Ce qui nous intéresse - et ça devrait toujours être le cas -, c'est le bien de chaque enfant et il n'y a rien de nouveau pour la Suisse. C'est le système suisse qui est déjà, en soi, intégratif, et quand on parle d'intégration, on n'exclut pas le fait qu'il y ait des écoles spécialisées, mais on cherche, par la voie de l'école publique, qu'elle soit spécialisée ou non spécialisée, à trouver la meilleure solution pour chaque enfant. Chaque fois, la seule question qui se pose, c'est: qu'est-ce qui est bien pour l'enfant? C'est exactement ce que fait la Suisse.

Avec l'article 24 de cette convention, on ne change rien en la matière. On donne la priorité à l'intégration et, après, il s'agit de trouver à chaque fois la meilleure manière de travailler.

En ce qui concerne les coûts de cette convention, cela a été dit: les coûts de l'intégration des personnes handicapées sont importants mais ils sont déjà liés aux législations existantes. Ce n'est pas la convention en elle-même qui détermine les dépenses, ce sont évidemment les décisions que chaque Etat prend dans le cadre de sa législation et dans le cadre de ce qu'il estime être proportionné. Dans ce sens-là, il n'y a pas non plus de nouvelles obligations.

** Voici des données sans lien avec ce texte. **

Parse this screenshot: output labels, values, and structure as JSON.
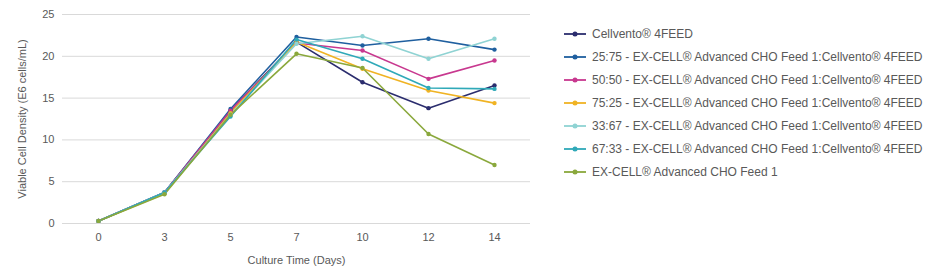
{
  "chart_data": {
    "type": "line",
    "x_label": "Culture Time (Days)",
    "y_label": "Viable Cell Density (E6 cells/mL)",
    "categories": [
      "0",
      "3",
      "5",
      "7",
      "10",
      "12",
      "14"
    ],
    "ylim": [
      0,
      25
    ],
    "yticks": [
      0,
      5,
      10,
      15,
      20,
      25
    ],
    "grid": true,
    "legend": "right",
    "marker": "circle",
    "series": [
      {
        "name": "Cellvento® 4FEED",
        "color": "#2b2d6e",
        "values": [
          0.3,
          3.7,
          13.5,
          21.7,
          16.9,
          13.8,
          16.5
        ]
      },
      {
        "name": "25:75 - EX-CELL® Advanced CHO Feed 1:Cellvento® 4FEED",
        "color": "#1f5f9f",
        "values": [
          0.3,
          3.7,
          13.7,
          22.3,
          21.3,
          22.1,
          20.8
        ]
      },
      {
        "name": "50:50 - EX-CELL® Advanced CHO Feed 1:Cellvento® 4FEED",
        "color": "#c8388f",
        "values": [
          0.3,
          3.7,
          13.5,
          21.6,
          20.7,
          17.3,
          19.5
        ]
      },
      {
        "name": "75:25 - EX-CELL® Advanced CHO Feed 1:Cellvento® 4FEED",
        "color": "#f0b323",
        "values": [
          0.3,
          3.6,
          13.2,
          21.7,
          18.5,
          15.9,
          14.4
        ]
      },
      {
        "name": "33:67 - EX-CELL® Advanced CHO Feed 1:Cellvento® 4FEED",
        "color": "#8fd3d3",
        "values": [
          0.3,
          3.7,
          13.0,
          21.5,
          22.4,
          19.7,
          22.1
        ]
      },
      {
        "name": "67:33 - EX-CELL® Advanced CHO Feed 1:Cellvento® 4FEED",
        "color": "#2fa9b8",
        "values": [
          0.3,
          3.7,
          12.8,
          22.0,
          19.7,
          16.2,
          16.1
        ]
      },
      {
        "name": "EX-CELL® Advanced CHO Feed 1",
        "color": "#8aa83c",
        "values": [
          0.3,
          3.5,
          13.0,
          20.3,
          18.6,
          10.7,
          7.0
        ]
      }
    ]
  }
}
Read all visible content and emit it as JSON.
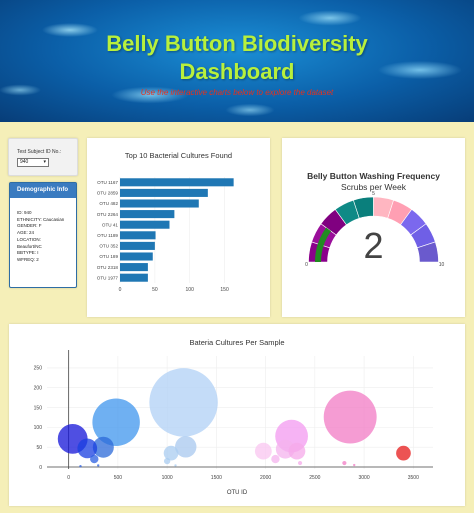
{
  "header": {
    "title_line1": "Belly Button Biodiversity",
    "title_line2": "Dashboard",
    "subtitle": "Use the interactive charts below to explore the dataset"
  },
  "selector": {
    "label": "Test Subject ID No.:",
    "value": "940"
  },
  "demographics": {
    "title": "Demographic Info",
    "rows": [
      "ID: 940",
      "ETHNICITY: Caucasian",
      "GENDER: F",
      "AGE: 24",
      "LOCATION: Beaufort/NC",
      "BBTYPE: I",
      "WFREQ: 2"
    ]
  },
  "chart_data": [
    {
      "type": "bar",
      "orientation": "horizontal",
      "title": "Top 10 Bacterial Cultures Found",
      "categories": [
        "OTU 1167",
        "OTU 2859",
        "OTU 482",
        "OTU 2264",
        "OTU 41",
        "OTU 1189",
        "OTU 352",
        "OTU 189",
        "OTU 2318",
        "OTU 1977"
      ],
      "values": [
        163,
        126,
        113,
        78,
        71,
        51,
        50,
        47,
        40,
        40
      ],
      "xlim": [
        0,
        175
      ],
      "xticks": [
        0,
        50,
        100,
        150
      ],
      "color": "#1f77b4"
    },
    {
      "type": "gauge",
      "title": "Belly Button Washing Frequency",
      "subtitle": "Scrubs per Week",
      "value": 2,
      "range": [
        0,
        10
      ],
      "tick_labels": [
        "0",
        "5",
        "10"
      ],
      "steps_colors": [
        "#8b008b",
        "#9a0f9a",
        "#800080",
        "#0f8a86",
        "#0a7f7c",
        "#ffb6c1",
        "#ff9fb3",
        "#7b68ee",
        "#6f5fe6",
        "#6a5acd"
      ],
      "bar_color": "#228b22"
    },
    {
      "type": "scatter",
      "title": "Bateria Cultures Per Sample",
      "xlabel": "OTU ID",
      "xlim": [
        -220,
        3700
      ],
      "ylim": [
        -5,
        280
      ],
      "xticks": [
        0,
        500,
        1000,
        1500,
        2000,
        2500,
        3000,
        3500
      ],
      "yticks": [
        0,
        50,
        100,
        150,
        200,
        250
      ],
      "points": [
        {
          "x": 41,
          "y": 71,
          "color": "#1414d8"
        },
        {
          "x": 189,
          "y": 47,
          "color": "#1a3fe0"
        },
        {
          "x": 352,
          "y": 50,
          "color": "#2b6ad8"
        },
        {
          "x": 482,
          "y": 113,
          "color": "#3f95ee"
        },
        {
          "x": 260,
          "y": 20,
          "color": "#2b5fe0"
        },
        {
          "x": 300,
          "y": 4,
          "color": "#2b5fe0"
        },
        {
          "x": 120,
          "y": 2,
          "color": "#2b5fe0"
        },
        {
          "x": 1167,
          "y": 163,
          "color": "#b0d0f5"
        },
        {
          "x": 1189,
          "y": 51,
          "color": "#a8c8ef"
        },
        {
          "x": 1000,
          "y": 15,
          "color": "#aaccf0"
        },
        {
          "x": 1040,
          "y": 35,
          "color": "#aaccf0"
        },
        {
          "x": 1085,
          "y": 4,
          "color": "#aaccf0"
        },
        {
          "x": 1977,
          "y": 40,
          "color": "#f9c6f0"
        },
        {
          "x": 2200,
          "y": 45,
          "color": "#f4b3ee"
        },
        {
          "x": 2264,
          "y": 78,
          "color": "#f39af0"
        },
        {
          "x": 2318,
          "y": 40,
          "color": "#f5a9e9"
        },
        {
          "x": 2100,
          "y": 20,
          "color": "#f4b3ee"
        },
        {
          "x": 2350,
          "y": 10,
          "color": "#f5a9e9"
        },
        {
          "x": 2859,
          "y": 126,
          "color": "#f27bc4"
        },
        {
          "x": 2800,
          "y": 10,
          "color": "#f27bc4"
        },
        {
          "x": 2900,
          "y": 5,
          "color": "#f27bc4"
        },
        {
          "x": 3400,
          "y": 35,
          "color": "#e61a1a"
        }
      ]
    }
  ]
}
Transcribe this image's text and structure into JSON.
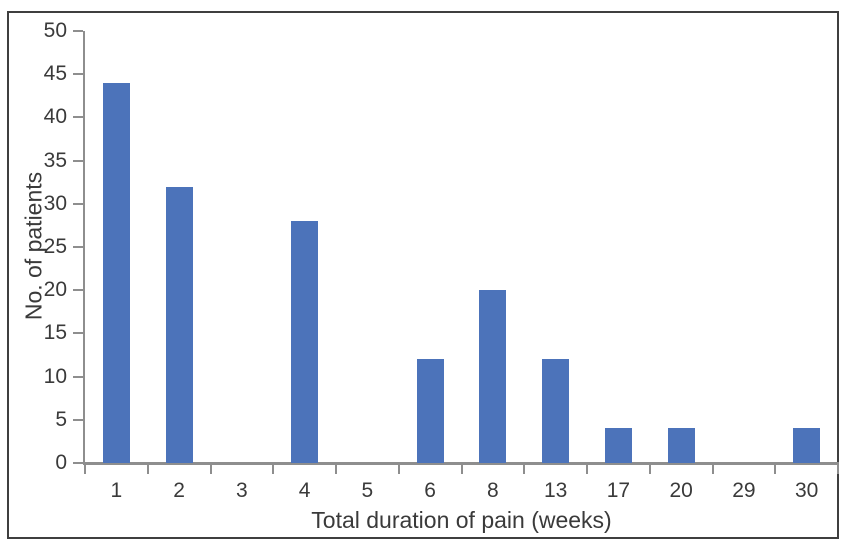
{
  "figure": {
    "background_color": "#ffffff",
    "frame_color": "#3f3f3f"
  },
  "chart_data": {
    "type": "bar",
    "title": "",
    "xlabel": "Total duration of pain (weeks)",
    "ylabel": "No. of patients",
    "categories": [
      "1",
      "2",
      "3",
      "4",
      "5",
      "6",
      "8",
      "13",
      "17",
      "20",
      "29",
      "30"
    ],
    "values": [
      44,
      32,
      0,
      28,
      0,
      12,
      20,
      12,
      4,
      4,
      0,
      4
    ],
    "ylim": [
      0,
      50
    ],
    "ytick_step": 5,
    "yticks": [
      0,
      5,
      10,
      15,
      20,
      25,
      30,
      35,
      40,
      45,
      50
    ],
    "bar_color": "#4c73ba",
    "axis_color": "#8e8e8e",
    "text_color": "#3a3a3a",
    "grid": "off",
    "legend": "none"
  }
}
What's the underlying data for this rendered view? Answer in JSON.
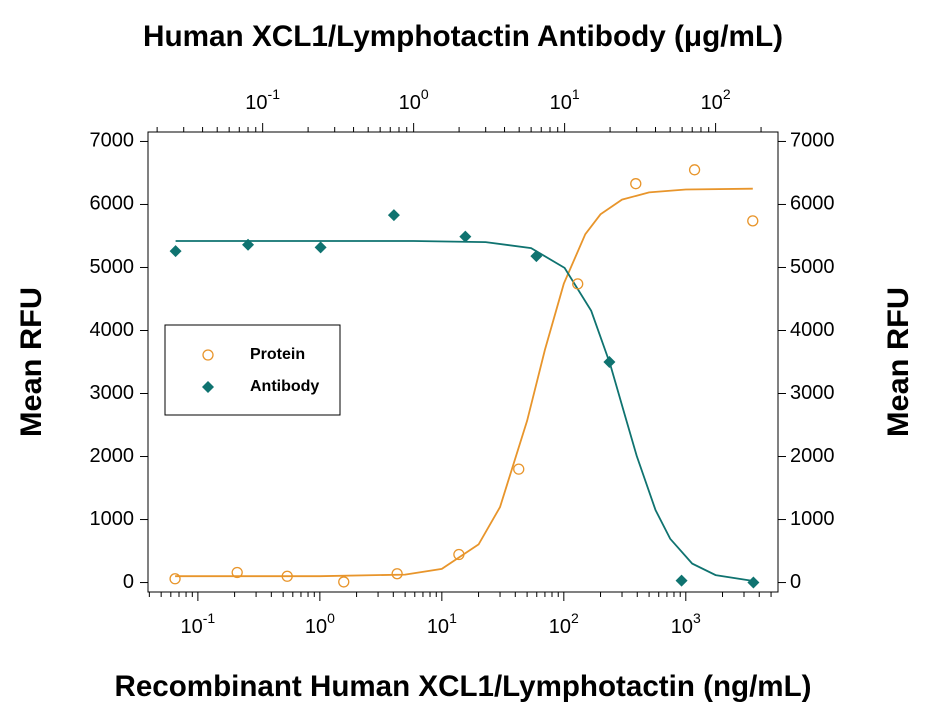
{
  "chart_data": {
    "type": "scatter",
    "title": "Human XCL1/Lymphotactin Antibody (μg/mL)",
    "x_label": "Recombinant Human XCL1/Lymphotactin (ng/mL)",
    "y_label": "Mean RFU",
    "y2_label": "Mean RFU",
    "log_x": true,
    "minor_ticks": true,
    "legend": "left",
    "xlim": [
      0.039,
      5700
    ],
    "xticks": [
      {
        "value": 0.1,
        "label": "10",
        "exponent": "-1"
      },
      {
        "value": 1,
        "label": "10",
        "exponent": "0"
      },
      {
        "value": 10,
        "label": "10",
        "exponent": "1"
      },
      {
        "value": 100,
        "label": "10",
        "exponent": "2"
      },
      {
        "value": 1000,
        "label": "10",
        "exponent": "3"
      }
    ],
    "x2lim": [
      0.0174,
      259
    ],
    "x2ticks": [
      {
        "value": 0.1,
        "label": "10",
        "exponent": "-1"
      },
      {
        "value": 1,
        "label": "10",
        "exponent": "0"
      },
      {
        "value": 10,
        "label": "10",
        "exponent": "1"
      },
      {
        "value": 100,
        "label": "10",
        "exponent": "2"
      }
    ],
    "ylim": [
      -150,
      7150
    ],
    "yticks": [
      0,
      1000,
      2000,
      3000,
      4000,
      5000,
      6000,
      7000
    ],
    "y2lim": [
      -150,
      7150
    ],
    "y2ticks": [
      0,
      1000,
      2000,
      3000,
      4000,
      5000,
      6000,
      7000
    ],
    "series": [
      {
        "name": "Protein",
        "marker": "circle",
        "color": "#e8952b",
        "x": [
          0.065,
          0.21,
          0.54,
          1.57,
          4.3,
          13.8,
          42.7,
          130,
          389,
          1180,
          3540
        ],
        "values": [
          60,
          160,
          100,
          10,
          140,
          445,
          1800,
          4740,
          6330,
          6550,
          5740
        ]
      },
      {
        "name": "Antibody",
        "marker": "diamond",
        "color": "#0f7370",
        "x_axis": "x2",
        "x": [
          0.0265,
          0.08,
          0.242,
          0.74,
          2.2,
          6.5,
          19.8,
          59.5,
          178
        ],
        "values": [
          5260,
          5360,
          5320,
          5830,
          5490,
          5180,
          3500,
          30,
          0
        ]
      },
      {
        "type": "line",
        "color": "#e8952b",
        "x": [
          0.065,
          1,
          5,
          10,
          20,
          30,
          50,
          70,
          100,
          150,
          200,
          300,
          500,
          1000,
          3540
        ],
        "values": [
          100,
          101,
          126,
          217,
          605,
          1198,
          2567,
          3692,
          4742,
          5528,
          5844,
          6077,
          6192,
          6237,
          6250
        ]
      },
      {
        "type": "line",
        "color": "#0f7370",
        "x_axis": "x2",
        "x": [
          0.0265,
          1,
          3,
          6,
          10,
          15,
          20,
          25,
          30,
          40,
          50,
          70,
          100,
          178
        ],
        "values": [
          5420,
          5420,
          5402,
          5307,
          4993,
          4312,
          3468,
          2665,
          2010,
          1151,
          694,
          301,
          118,
          25
        ]
      }
    ]
  }
}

Concernant la surveillance, je confirme que nous nous engageons à faire un rapport sauf erreur tous les deux ans. Il peut y avoir par la suite du côté international de l'opération des recommandations, que le Conseil fédéral étudie par après, avec les cantons, et qu'il accepte ou non, en fonction de ce que la Suisse souhaite. Il n'y a donc, là encore, pas d'engagement qu'on ne pourrait pas satisfaire par la suite.

Nous vous remercions de soutenir ce mouvement universel vers l'intégration des personnes handicapées, qui correspond également depuis longtemps à une volonté suisse. Il n'y a pas de raison de rester davantage à l'arrière du peloton de ce mouvement. Il n'y a aucune raison que la Suisse ne s'y intègre pas elle-même. Merci donc de bien vouloir soutenir ce dossier.